I often think of my School days at Karangahake when I walked the mile or so from our home on River Road, where there are still many of the old houses. We were quite near the Railway line, to us then, a modern marvel. It was opened in 1905 and the great "double-decker" Bridge over which trains thundered into or out of the tunnel was a source of unfailing interest.

Slightly upstream from the bridge was the imposing "Crown Battery", indescribably immense and noisy to the child mind, as it toiled both day and night to crush the quartz from the Crown Mine more than a mile away. From the west side of the bridge we were quite near to an enormous chimney beside the building that housed a new electrical plant installed for the pumps draining the mine to the 1,000 ft. level. We could see the end of the concrete tunnel from which the clinker from the boiler fires was emptied into the Ohinemuri River. (The tunnel is still there today, but when the Mines closed the Power House was dismantled and sent to Wanganui). Ed.

Having crossed the bridge we faced the road - which had to be seen to be believed! Trains brought coal from Huntly to our Station but from there it was conveyed to the Talisman Battery (on the Waitawheta River) by "coal-carts", those high-sided horse-drawn waggons that lumbered along the road. A certain amount of the coal was dropped on the way and ground to dust by the iron wheeled traffic. In wet weather, and that seemed to be most of the winter, the dust became a black slurry which had a fatal effect on clean pinafores and made our footware unacceptable anywhere indoors.

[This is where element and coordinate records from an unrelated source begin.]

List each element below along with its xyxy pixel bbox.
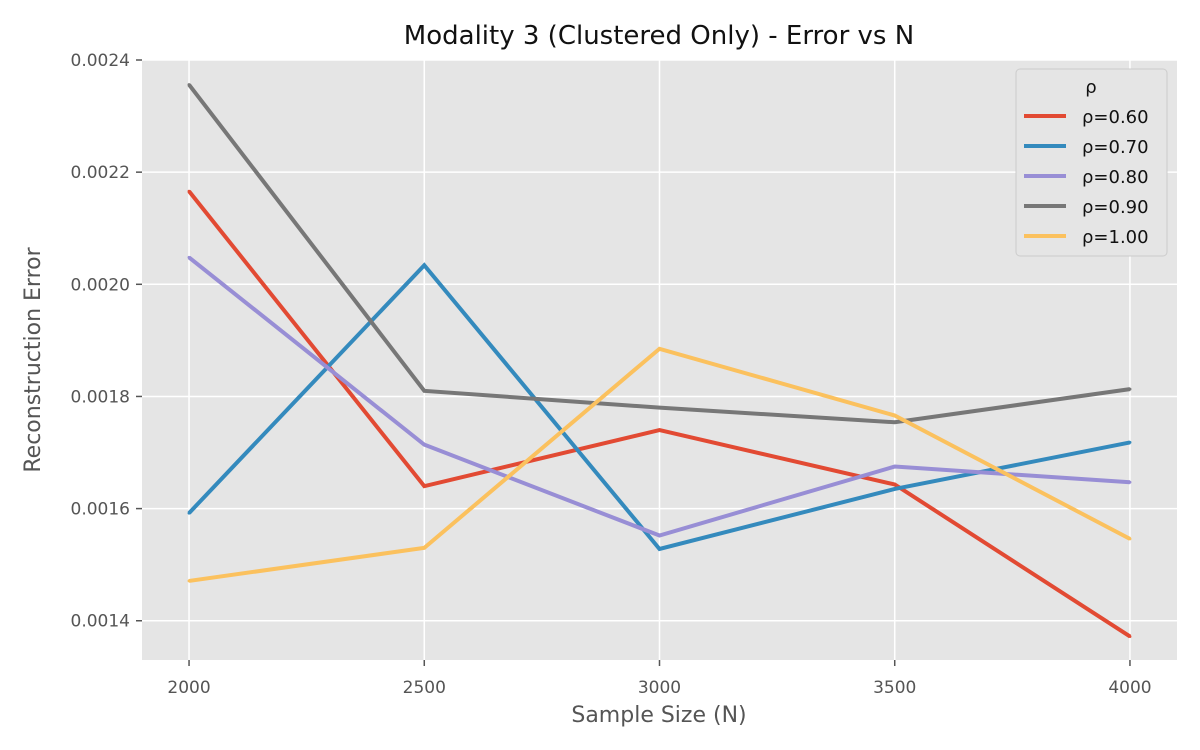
x-tick-label: 2500 bbox=[403, 678, 446, 698]
data-point--0-80-1 bbox=[422, 443, 426, 447]
x-axis-label: Sample Size (N) bbox=[571, 703, 746, 728]
data-point--0-60-2 bbox=[658, 428, 661, 432]
data-point--0-80-3 bbox=[893, 465, 897, 469]
chart-title: Modality 3 (Clustered Only) - Error vs N bbox=[404, 21, 914, 51]
y-tick-label: 0.0024 bbox=[71, 51, 130, 71]
data-point--0-60-0 bbox=[187, 189, 191, 193]
data-point--1-00-3 bbox=[893, 414, 897, 418]
y-tick-label: 0.0016 bbox=[71, 500, 130, 520]
data-point--0-70-0 bbox=[187, 511, 191, 515]
data-point--1-00-0 bbox=[187, 579, 191, 583]
legend-label-rho-0-70: ρ=0.70 bbox=[1082, 137, 1149, 158]
data-point--0-90-2 bbox=[658, 406, 661, 410]
y-tick-label: 0.0018 bbox=[71, 387, 130, 407]
y-tick-label: 0.0020 bbox=[71, 275, 130, 295]
legend-title: ρ bbox=[1085, 77, 1096, 98]
y-tick-label: 0.0022 bbox=[71, 163, 130, 183]
data-point--0-60-4 bbox=[1128, 634, 1132, 638]
data-point--1-00-4 bbox=[1128, 537, 1132, 541]
data-point--0-70-1 bbox=[422, 263, 426, 267]
axis-ticks: 2000 2500 3000 3500 4000 0.0014 0.0016 0.0018 0.… bbox=[71, 51, 1152, 698]
grid-lines bbox=[142, 59, 1177, 660]
data-point--1-00-1 bbox=[422, 546, 426, 550]
data-point--0-90-1 bbox=[422, 389, 426, 393]
x-tick-label: 2000 bbox=[167, 678, 210, 698]
data-point--1-00-2 bbox=[658, 347, 661, 351]
data-point--0-60-1 bbox=[422, 484, 426, 488]
data-point--0-60-3 bbox=[893, 482, 897, 486]
legend-label-rho-0-60: ρ=0.60 bbox=[1082, 107, 1149, 128]
series-lines bbox=[187, 83, 1132, 639]
y-tick-label: 0.0014 bbox=[71, 612, 130, 632]
legend-label-rho-1-00: ρ=1.00 bbox=[1082, 227, 1149, 248]
legend-label-rho-0-90: ρ=0.90 bbox=[1082, 197, 1149, 218]
data-point--0-90-3 bbox=[893, 420, 897, 424]
data-point--0-90-0 bbox=[187, 83, 191, 87]
data-point--0-80-0 bbox=[187, 255, 191, 259]
x-tick-label: 4000 bbox=[1108, 678, 1151, 698]
data-point--0-80-2 bbox=[658, 534, 661, 538]
x-tick-label: 3000 bbox=[638, 678, 681, 698]
data-point--0-70-3 bbox=[893, 487, 897, 491]
legend-label-rho-0-80: ρ=0.80 bbox=[1082, 167, 1149, 188]
legend: ρ ρ=0.60 ρ=0.70 ρ=0.80 ρ=0.90 ρ=1.00 bbox=[1015, 68, 1168, 257]
data-point--0-70-4 bbox=[1128, 440, 1132, 444]
y-axis-label: Reconstruction Error bbox=[21, 246, 46, 472]
data-point--0-90-4 bbox=[1128, 387, 1132, 391]
data-point--0-80-4 bbox=[1128, 480, 1132, 484]
data-point--0-70-2 bbox=[658, 547, 661, 551]
x-tick-label: 3500 bbox=[873, 678, 916, 698]
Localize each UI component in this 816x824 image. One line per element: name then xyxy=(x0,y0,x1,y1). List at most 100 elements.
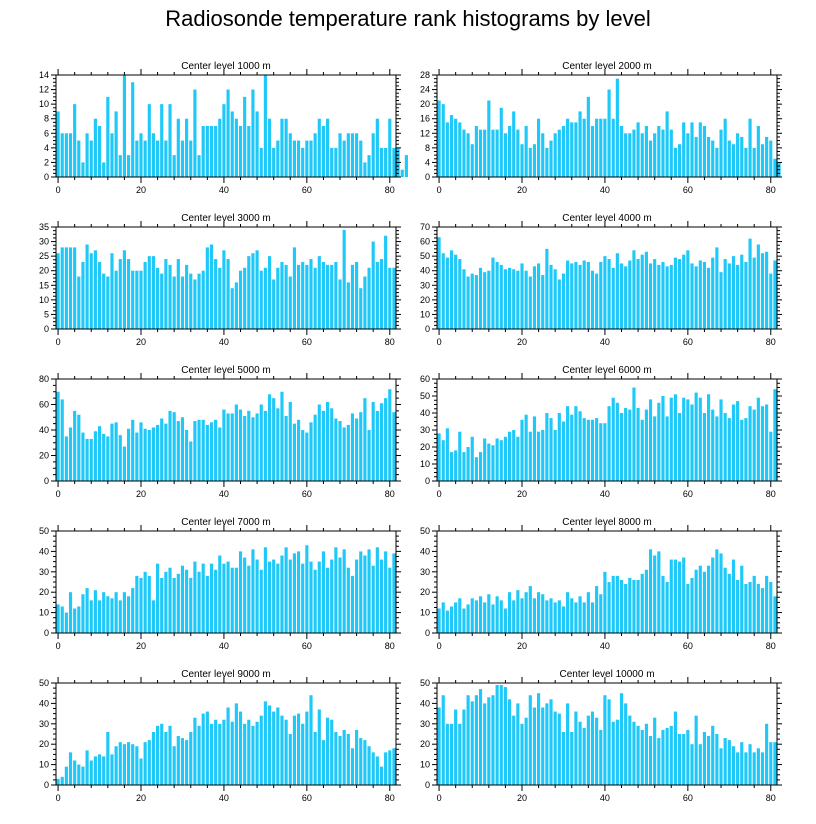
y-tick-label: 0 xyxy=(44,780,49,790)
bar xyxy=(77,276,81,329)
y-tick-label: 40 xyxy=(420,698,430,708)
bar xyxy=(143,140,147,177)
bar xyxy=(251,89,255,177)
bar xyxy=(603,118,607,177)
bar xyxy=(301,430,305,481)
bar xyxy=(624,133,628,177)
bar xyxy=(441,104,445,177)
bar xyxy=(474,275,478,329)
bar xyxy=(694,715,698,785)
bar xyxy=(218,267,222,329)
bar xyxy=(85,133,89,177)
bar xyxy=(243,723,247,785)
bar xyxy=(516,270,520,329)
bar xyxy=(263,547,267,633)
panel-title: Center level 7000 m xyxy=(181,517,271,528)
bar xyxy=(765,136,769,177)
y-tick-label: 40 xyxy=(420,266,430,276)
bar xyxy=(574,122,578,177)
bar xyxy=(702,571,707,633)
bar xyxy=(636,122,640,177)
bar xyxy=(135,270,139,329)
bar xyxy=(586,715,590,785)
bar xyxy=(201,126,205,177)
bar xyxy=(516,590,520,633)
y-tick-label: 30 xyxy=(39,719,49,729)
bar xyxy=(247,410,251,482)
y-tick-label: 20 xyxy=(420,442,430,452)
bar xyxy=(64,766,68,785)
bar xyxy=(230,721,234,785)
bar xyxy=(172,155,176,177)
bar xyxy=(151,600,156,633)
bar xyxy=(445,428,449,481)
bar xyxy=(760,752,765,785)
bar xyxy=(276,707,280,785)
bar xyxy=(474,695,478,785)
bar xyxy=(102,162,106,177)
bar xyxy=(549,598,553,633)
x-tick-label: 40 xyxy=(600,489,610,499)
panel-9: Center level 9000 m 0 20 40 60 80 0 10 20 30 40 50 xyxy=(39,669,401,803)
bar xyxy=(326,118,330,177)
bar xyxy=(243,267,247,329)
bar xyxy=(690,744,694,785)
bar xyxy=(321,740,326,785)
bar xyxy=(507,431,512,481)
bar xyxy=(342,229,346,329)
bar xyxy=(756,748,760,785)
panel-7: Center level 7000 m 0 20 40 60 80 0 10 20 30 40 50 xyxy=(39,517,401,651)
bar xyxy=(168,725,172,785)
bar xyxy=(677,561,682,633)
bar xyxy=(744,261,748,329)
bar xyxy=(748,744,752,785)
bar xyxy=(102,433,106,481)
bar xyxy=(367,267,371,329)
bar xyxy=(276,140,280,177)
bar xyxy=(151,256,156,329)
bar xyxy=(151,731,156,785)
bar xyxy=(180,140,185,177)
x-tick-label: 20 xyxy=(517,793,527,803)
y-tick-label: 60 xyxy=(39,400,49,410)
bar xyxy=(156,563,160,633)
bar xyxy=(193,561,197,633)
bar xyxy=(68,427,73,481)
bar xyxy=(578,596,582,633)
bar xyxy=(545,600,549,633)
bar xyxy=(628,260,632,329)
bar xyxy=(388,567,392,633)
bar xyxy=(114,592,118,633)
bar xyxy=(73,247,77,329)
bar xyxy=(553,133,557,177)
bar xyxy=(449,452,454,481)
bar xyxy=(85,244,89,329)
x-tick-label: 80 xyxy=(385,641,395,651)
bar xyxy=(528,147,532,177)
bar xyxy=(595,118,599,177)
bar xyxy=(715,247,719,329)
y-tick-label: 0 xyxy=(44,628,49,638)
bar xyxy=(532,598,537,633)
bar xyxy=(607,699,611,785)
bar xyxy=(570,731,574,785)
bar xyxy=(553,269,557,329)
bar xyxy=(60,399,64,481)
bar xyxy=(147,430,151,481)
bar xyxy=(77,606,81,633)
bar xyxy=(756,584,760,633)
bar xyxy=(151,427,156,481)
bar xyxy=(454,602,458,633)
bar xyxy=(499,685,503,785)
x-tick-label: 0 xyxy=(437,793,442,803)
bar xyxy=(334,261,338,329)
bar xyxy=(615,402,619,481)
bar xyxy=(723,567,727,633)
bar xyxy=(644,251,648,329)
y-tick-label: 10 xyxy=(420,608,430,618)
bar xyxy=(379,403,384,481)
bar xyxy=(168,104,172,177)
bar xyxy=(131,270,135,329)
y-tick-label: 6 xyxy=(44,128,49,138)
bar xyxy=(359,738,363,785)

But believe it or not we had a footpath! From the railway bridge to the town this consisted of a wooden platform along the river bank. It was built out over the edge like a sort of bridge with a railing on the river side. In frosty weather this railing was covered with sparkling hoar which we scraped up with our school rulers to make our version of snowballs. As all good things come to an end we finally had to cross the muddy road but there were compensations. As we approached the shops, the air would be filled with the sweet smell of fresh bread from the bakery, and then there was the fun of climbing the steep slippery path to the School on the hill where the rooms would be warm from the standing stoves.